In the MONARCH 2 trial, abemaciclib plus fulvestrant (a type of hormone therapy) significantly improved progression-free survival (the time without disease worsening) and overall survival (the time from randomization to death from any cause) compared to placebo plus fulvestrant in patients who had progressed on or after endocrine therapy. The median progression-free survival was 16.4 months in the abemaciclib group versus 9.3 months in the placebo group, which translates to a 45% reduction in the risk of disease progression or death. The median overall survival was 46.7 months in the abemaciclib group versus 37.3 months in the placebo group, which translates to a 24% reduction in the risk of death. Abemaciclib also increased the objective response rate (the percentage of patients who had a partial or complete shrinkage of their tumors) from 19.1% to 48.1%.
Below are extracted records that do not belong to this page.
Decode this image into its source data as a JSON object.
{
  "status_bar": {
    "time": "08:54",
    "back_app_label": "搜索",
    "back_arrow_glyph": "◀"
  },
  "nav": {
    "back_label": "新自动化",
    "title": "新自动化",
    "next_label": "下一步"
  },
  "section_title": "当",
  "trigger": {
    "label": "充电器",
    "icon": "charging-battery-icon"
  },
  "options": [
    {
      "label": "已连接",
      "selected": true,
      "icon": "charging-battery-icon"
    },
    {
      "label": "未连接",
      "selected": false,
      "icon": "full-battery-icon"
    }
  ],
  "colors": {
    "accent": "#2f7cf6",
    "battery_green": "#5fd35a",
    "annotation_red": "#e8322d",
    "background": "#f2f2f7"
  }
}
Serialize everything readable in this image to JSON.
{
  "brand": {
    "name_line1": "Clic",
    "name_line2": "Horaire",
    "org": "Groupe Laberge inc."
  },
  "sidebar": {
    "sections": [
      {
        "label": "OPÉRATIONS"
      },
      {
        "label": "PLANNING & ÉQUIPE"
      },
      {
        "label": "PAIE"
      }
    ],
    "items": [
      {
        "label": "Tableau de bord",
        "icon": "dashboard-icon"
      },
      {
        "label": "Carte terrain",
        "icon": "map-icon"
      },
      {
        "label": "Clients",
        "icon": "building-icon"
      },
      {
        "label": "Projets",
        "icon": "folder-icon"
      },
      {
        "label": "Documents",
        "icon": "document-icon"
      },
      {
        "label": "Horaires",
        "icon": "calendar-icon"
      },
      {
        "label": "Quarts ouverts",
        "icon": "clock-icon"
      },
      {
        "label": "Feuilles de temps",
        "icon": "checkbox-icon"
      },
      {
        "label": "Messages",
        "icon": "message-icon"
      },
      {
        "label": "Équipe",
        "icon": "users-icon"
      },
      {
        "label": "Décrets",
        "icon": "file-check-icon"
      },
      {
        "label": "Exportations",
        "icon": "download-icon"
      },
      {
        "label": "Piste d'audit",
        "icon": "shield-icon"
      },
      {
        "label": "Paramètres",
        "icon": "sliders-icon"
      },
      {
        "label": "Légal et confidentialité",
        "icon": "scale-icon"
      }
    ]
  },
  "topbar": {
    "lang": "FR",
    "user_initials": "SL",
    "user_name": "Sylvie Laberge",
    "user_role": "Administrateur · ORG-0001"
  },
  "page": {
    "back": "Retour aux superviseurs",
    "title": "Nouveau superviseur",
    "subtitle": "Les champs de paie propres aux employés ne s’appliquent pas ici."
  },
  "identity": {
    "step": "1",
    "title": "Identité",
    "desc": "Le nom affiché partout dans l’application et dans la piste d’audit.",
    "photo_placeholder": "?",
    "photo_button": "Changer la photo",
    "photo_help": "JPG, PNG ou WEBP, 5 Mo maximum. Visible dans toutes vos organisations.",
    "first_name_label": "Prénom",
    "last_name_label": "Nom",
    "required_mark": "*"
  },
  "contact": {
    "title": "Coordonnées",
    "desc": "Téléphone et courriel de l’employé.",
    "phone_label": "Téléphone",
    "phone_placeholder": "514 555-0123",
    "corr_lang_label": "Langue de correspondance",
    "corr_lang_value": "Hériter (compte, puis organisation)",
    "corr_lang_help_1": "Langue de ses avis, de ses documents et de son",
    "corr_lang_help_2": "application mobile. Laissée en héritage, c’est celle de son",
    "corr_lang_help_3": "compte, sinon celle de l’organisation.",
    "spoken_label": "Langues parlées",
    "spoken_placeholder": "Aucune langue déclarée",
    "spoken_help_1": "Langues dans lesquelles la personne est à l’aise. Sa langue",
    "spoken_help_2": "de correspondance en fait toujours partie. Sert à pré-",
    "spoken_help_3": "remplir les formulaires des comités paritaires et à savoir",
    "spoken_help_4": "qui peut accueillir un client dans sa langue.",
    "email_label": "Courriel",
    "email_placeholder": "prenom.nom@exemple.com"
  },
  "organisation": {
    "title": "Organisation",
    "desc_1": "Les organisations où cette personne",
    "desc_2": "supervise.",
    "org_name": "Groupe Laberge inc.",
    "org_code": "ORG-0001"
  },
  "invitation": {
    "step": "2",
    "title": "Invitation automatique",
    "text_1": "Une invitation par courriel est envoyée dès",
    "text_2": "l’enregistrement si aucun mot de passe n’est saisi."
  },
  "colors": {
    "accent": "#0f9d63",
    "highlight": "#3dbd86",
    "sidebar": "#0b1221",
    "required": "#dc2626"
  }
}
In the MONARCH 3 trial, abemaciclib plus an aromatase inhibitor (another type of hormone therapy) significantly improved progression-free survival compared to placebo plus an aromatase inhibitor in patients who had not received prior systemic therapy for advanced disease. The median progression-free survival was not reached in the abemaciclib group versus 14.7 months in the placebo group, which translates to a 46% reduction in the risk of disease progression or death. Abemaciclib also increased the objective response rate from 40.2% to 59.2%.
Based on these results, abemaciclib was approved by the US Food and Drug Administration (FDA) in 2017 and by the European Medicines Agency (EMA) in 2018 for the treatment of HR-positive, HER2-negative advanced breast cancer in combination with endocrine therapy after disease progression following endocrine therapy.
However, abemaciclib is not without side effects. The most common adverse events of grade 3 or higher (severe or life-threatening) were diarrhea, neutropenia (low white blood cell count), anemia (low red blood cell count), fatigue, nausea, infections, and liver enzyme elevation . These side effects can be managed with dose adjustments, supportive care, and monitoring.
Abemaciclib is a novel and effective option for patients with HR-positive, HER2-negative advanced breast cancer who have failed previous endocrine therapy. It offers a personalized approach that targets the specific proteins that drive the disease. Abemaciclib represents a breakthrough for this subgroup of patients who have limited treatment options and poor prognosis.
References: : Sledge GW Jr., Toi M., Neven P., et al. The Effect of Abemaciclib Plus Fulvestrant on Overall Survival in Hormone Receptor–Positive, ERBB2-Negative Breast Cancer That Progressed on Endocrine Therapy—MONARCH 2: A Randomized Clinical Trial. JAMA Oncol. 2019;6(1):116-124. : Goetz MP, Toi M, Campone M, et al. MONARCH 3: Abemaciclib As Initial Therapy for Advanced Breast Cancer. J Clin Oncol. 2017;35(32):3638-3646.